According to a recent study done at Harvard University, and published in the journal Nature, a molecule gleaned from sea sponges – cortistatin A – can stop cancerous cells from multiplying and could be potentially used for the treatment of leukaemia.
Leukaemia is the most common cancer in children and teens, accounting for almost 1 out of 3 cancers. The most prevalent childhood leukaemias are Acute Lymphocytic Leukaemia (ALL) and Acute Myeloid Leukaemia (AML). Chronic leukaemias are very rare in children.
The study was led by Henry Pelish, Senior Research Associate in Chemistry and Chemical Biology, and Matthew Shair, Professor of Chemistry and Chemical Biology.
During the research, results of tests on mouse models of AML showed that the compound stunted the growth of tumour cells without causing any harmful side effects. Cortistatin A apparently affects the growth of AML cells by inhibiting two enzymes CDK8 and CDK19 that are a part of the mediator complex in the nucleus.
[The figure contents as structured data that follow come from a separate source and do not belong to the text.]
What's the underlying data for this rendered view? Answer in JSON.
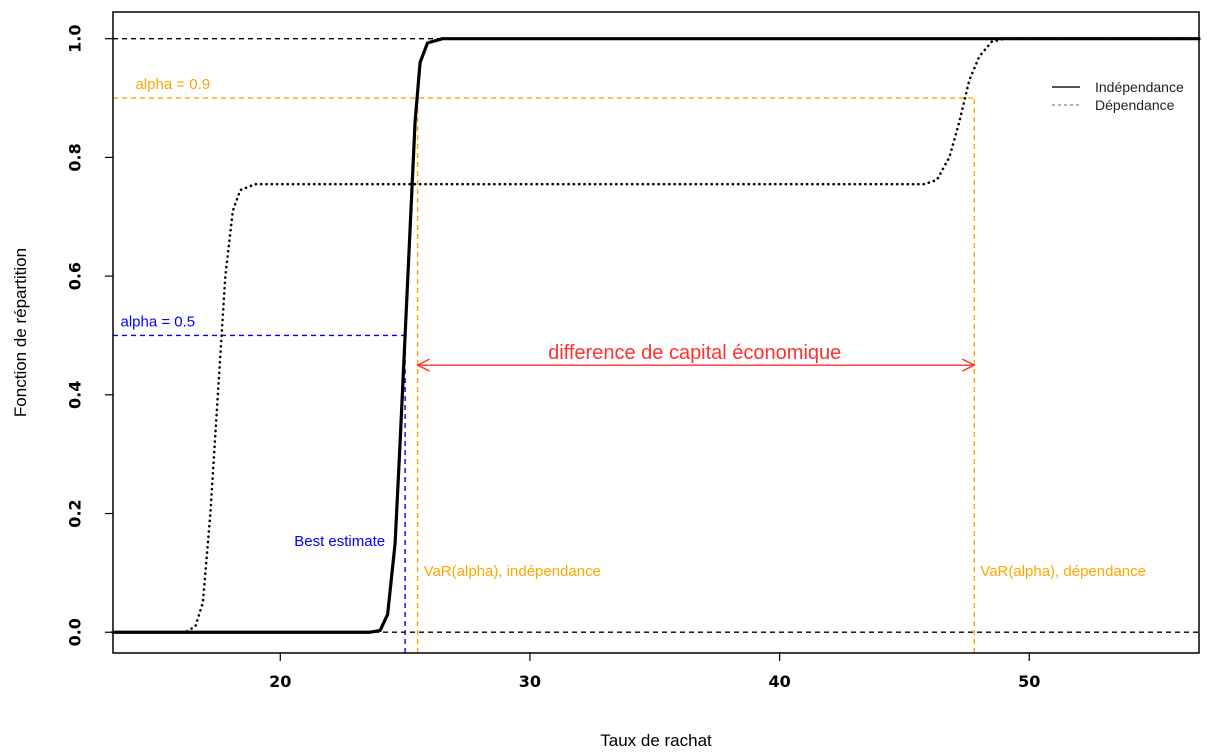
{
  "chart_data": {
    "type": "line",
    "xlabel": "Taux de rachat",
    "ylabel": "Fonction de répartition",
    "xlim": [
      13.3,
      56.8
    ],
    "ylim": [
      -0.035,
      1.045
    ],
    "x_ticks": [
      20,
      30,
      40,
      50
    ],
    "y_ticks": [
      0.0,
      0.2,
      0.4,
      0.6,
      0.8,
      1.0
    ],
    "x_tick_labels": [
      "20",
      "30",
      "40",
      "50"
    ],
    "y_tick_labels": [
      "0.0",
      "0.2",
      "0.4",
      "0.6",
      "0.8",
      "1.0"
    ],
    "series": [
      {
        "name": "Indépendance",
        "style": "solid",
        "color": "#000000",
        "points": [
          [
            13.3,
            0
          ],
          [
            23.6,
            0
          ],
          [
            24.0,
            0.003
          ],
          [
            24.3,
            0.03
          ],
          [
            24.6,
            0.15
          ],
          [
            24.8,
            0.32
          ],
          [
            25.0,
            0.5
          ],
          [
            25.2,
            0.68
          ],
          [
            25.4,
            0.86
          ],
          [
            25.6,
            0.96
          ],
          [
            25.9,
            0.993
          ],
          [
            26.5,
            1
          ],
          [
            56.8,
            1
          ]
        ]
      },
      {
        "name": "Dépendance",
        "style": "dotted",
        "color": "#000000",
        "points": [
          [
            13.3,
            0
          ],
          [
            16.2,
            0
          ],
          [
            16.6,
            0.01
          ],
          [
            16.9,
            0.05
          ],
          [
            17.2,
            0.2
          ],
          [
            17.5,
            0.4
          ],
          [
            17.8,
            0.6
          ],
          [
            18.1,
            0.71
          ],
          [
            18.4,
            0.745
          ],
          [
            19.0,
            0.755
          ],
          [
            45.8,
            0.755
          ],
          [
            46.3,
            0.762
          ],
          [
            46.8,
            0.8
          ],
          [
            47.2,
            0.86
          ],
          [
            47.6,
            0.93
          ],
          [
            48.0,
            0.97
          ],
          [
            48.5,
            0.995
          ],
          [
            49.0,
            1
          ],
          [
            56.8,
            1
          ]
        ]
      }
    ],
    "reference_lines": [
      {
        "type": "h",
        "y": 1.0,
        "color": "#000000",
        "x_from": 13.3,
        "x_to": 56.8
      },
      {
        "type": "h",
        "y": 0.0,
        "color": "#000000",
        "x_from": 13.3,
        "x_to": 56.8
      },
      {
        "type": "h",
        "y": 0.9,
        "color": "#FFA500",
        "x_from": 13.3,
        "x_to": 47.8
      },
      {
        "type": "h",
        "y": 0.5,
        "color": "#0000FF",
        "x_from": 13.3,
        "x_to": 25.0
      },
      {
        "type": "v",
        "x": 25.0,
        "color": "#0000FF",
        "y_from": -0.035,
        "y_to": 0.5
      },
      {
        "type": "v",
        "x": 25.5,
        "color": "#FFA500",
        "y_from": -0.035,
        "y_to": 0.9
      },
      {
        "type": "v",
        "x": 47.8,
        "color": "#FFA500",
        "y_from": -0.035,
        "y_to": 0.9
      }
    ],
    "arrow": {
      "x_from": 25.5,
      "x_to": 47.8,
      "y": 0.45,
      "color": "#FF3030"
    },
    "annotations": [
      {
        "text": "alpha = 0.9",
        "x": 14.2,
        "y": 0.915,
        "color": "#FFA500"
      },
      {
        "text": "alpha = 0.5",
        "x": 13.6,
        "y": 0.515,
        "color": "#0000FF"
      },
      {
        "text": "difference de capital économique",
        "x": 36.6,
        "y": 0.46,
        "color": "#FF3030"
      },
      {
        "text": "Best estimate",
        "x": 24.2,
        "y": 0.145,
        "color": "#0000FF"
      },
      {
        "text": "VaR(alpha), indépendance",
        "x": 25.5,
        "y": 0.095,
        "color": "#FFA500"
      },
      {
        "text": "VaR(alpha), dépendance",
        "x": 47.8,
        "y": 0.095,
        "color": "#FFA500"
      }
    ],
    "legend": {
      "position": "top-right",
      "entries": [
        {
          "label": "Indépendance",
          "style": "solid"
        },
        {
          "label": "Dépendance",
          "style": "dotted"
        }
      ]
    },
    "grid": false
  }
}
In order to make this post more easily understandable to those of us not in the scientific or medical professions, I will try to explain the results in plain English….
“Humans have about 220 different types of cells in their body — they all have the same genome, but they have to form things like skin and bone and liver cells,” Shair explained. “In all cells, there are a relatively small number of DNA regulatory elements, called super-enhancers. These super-enhancers drive high expression of genes, many of which dictate cellular identity. A big part of cancer is a situation where that identity is lost, and the cells become poorly differentiated and are stuck in an almost stem-cell-like state.”
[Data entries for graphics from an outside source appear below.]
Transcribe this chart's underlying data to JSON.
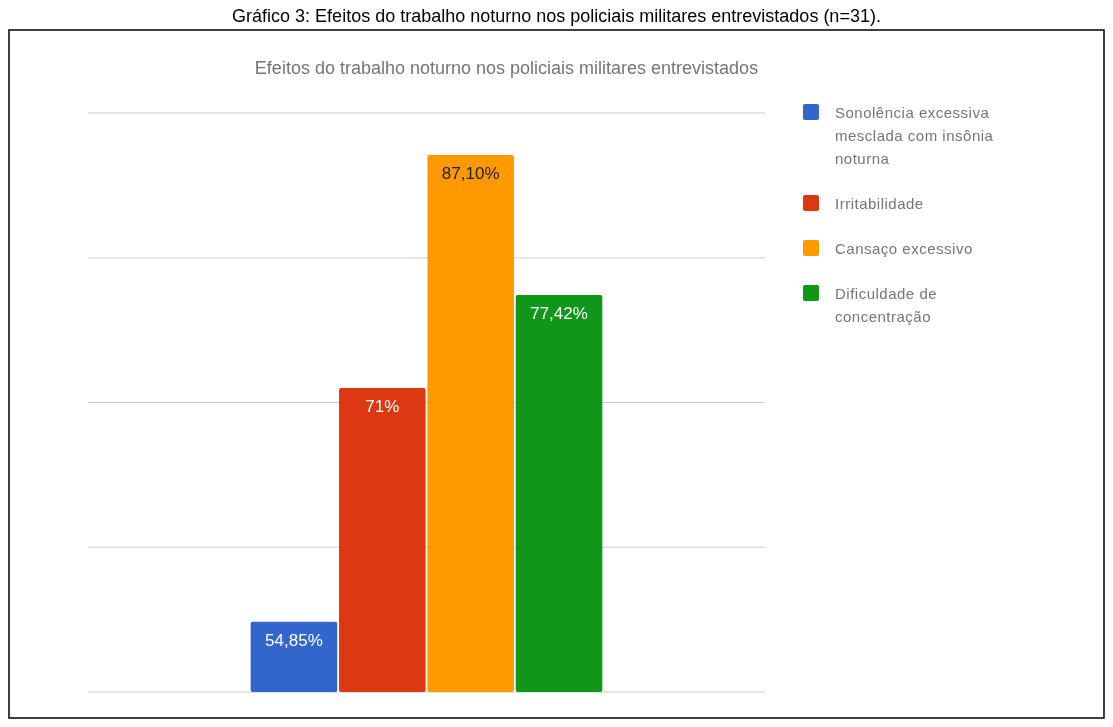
{
  "chart_data": {
    "type": "bar",
    "title": "Efeitos do trabalho noturno nos policiais militares entrevistados",
    "annotations": [
      "Gráfico 3: Efeitos do trabalho noturno nos policiais militares entrevistados (n=31)."
    ],
    "categories": [
      null
    ],
    "series": [
      {
        "name": "Sonolência excessiva mesclada com insônia noturna",
        "color": "#3366cc",
        "values": [
          54.85
        ],
        "value_labels": [
          "54,85%"
        ]
      },
      {
        "name": "Irritabilidade",
        "color": "#dc3912",
        "values": [
          71
        ],
        "value_labels": [
          "71%"
        ]
      },
      {
        "name": "Cansaço excessivo",
        "color": "#ff9900",
        "values": [
          87.1
        ],
        "value_labels": [
          "87,10%"
        ]
      },
      {
        "name": "Dificuldade de concentração",
        "color": "#109618",
        "values": [
          77.42
        ],
        "value_labels": [
          "77,42%"
        ]
      }
    ],
    "ylim": [
      50,
      90
    ],
    "yticks": [
      {
        "value": 50,
        "label": null
      },
      {
        "value": 60,
        "label": null
      },
      {
        "value": 70,
        "label": null
      },
      {
        "value": 80,
        "label": null
      },
      {
        "value": 90,
        "label": null
      }
    ],
    "grid": "y",
    "legend": "right"
  }
}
The mediator complex is basically a multi-protein complex that has emerged as a master coordinator of development and cell lineage determination. In other words, it controls DNA functions that determine how certain cells develop.
Mediator functions include involvement in developmental abnormalities, cancer and metabolic disorders. In other words, the Mediator acts as a master coordinator that regulates various aspects of transcription both during development and in adults.
Transcription is basically the organic process whereby the DNA sequence in a gene is copied into mRNA (click to enlarge pic below to read easily)
During the research it was discovered that treating AML cells with cortistatin A affects only a small number of genes, several of which were associated with DNA-regulatory elements known as “super-enhancers” which is good news because it means that cortistatin A is among the most selective kinase inhibitors identified to date.
It was discovered that cancer cortistatin A induced the activity of these genes in AML cells (as opposed to other potential anti-cancer molecules which are known to down-regulate these genes), which is a good thing because….
Prior to this study, it was thought that cancer is ramping these genes up, keeping the cells in a state of rapid multiplication and affecting cell growth in that way, but cortistatin A has actually shown that is only part of the story; normally cancer is keeping the dosage of these genes in a narrow range. If it’s too low, the cells die. If they are pushed too high, as with cortistatin A, they return to their normal identity and stop growing.”
Cortistatin A was tested on approximately 400 kinases, and it was found that it inhibits only CDK8 and CDK19 in cells. This is thought to be because it has a three-dimensional structure (most kinase inhibitor drugs do not have this type of three-dimensional structure); this means that it can precisely hit a specific target, and this can help reduce side-effects and increase efficacy.
Cortistatin A was initially isolated from sea sponges, and later synthesised in Shair’s laboratory. It is a complex molecule and the team is working on synthesising less complex and more drug-like derivatives of cortistatin A in order to make it more feasible to produce the compound on a large scale.
Shair’s lab has created a range of new molecules that may be better suited to clinical application and which will be screened for their activity, tested in pre-clinical studies in animals and then followed by trials in human subjects.
While further research and various clinical trials still need to take place, this is an important milestone that affords these scientists an opportunity to generate a new understanding of cancer and develop new therapeutics to treat it.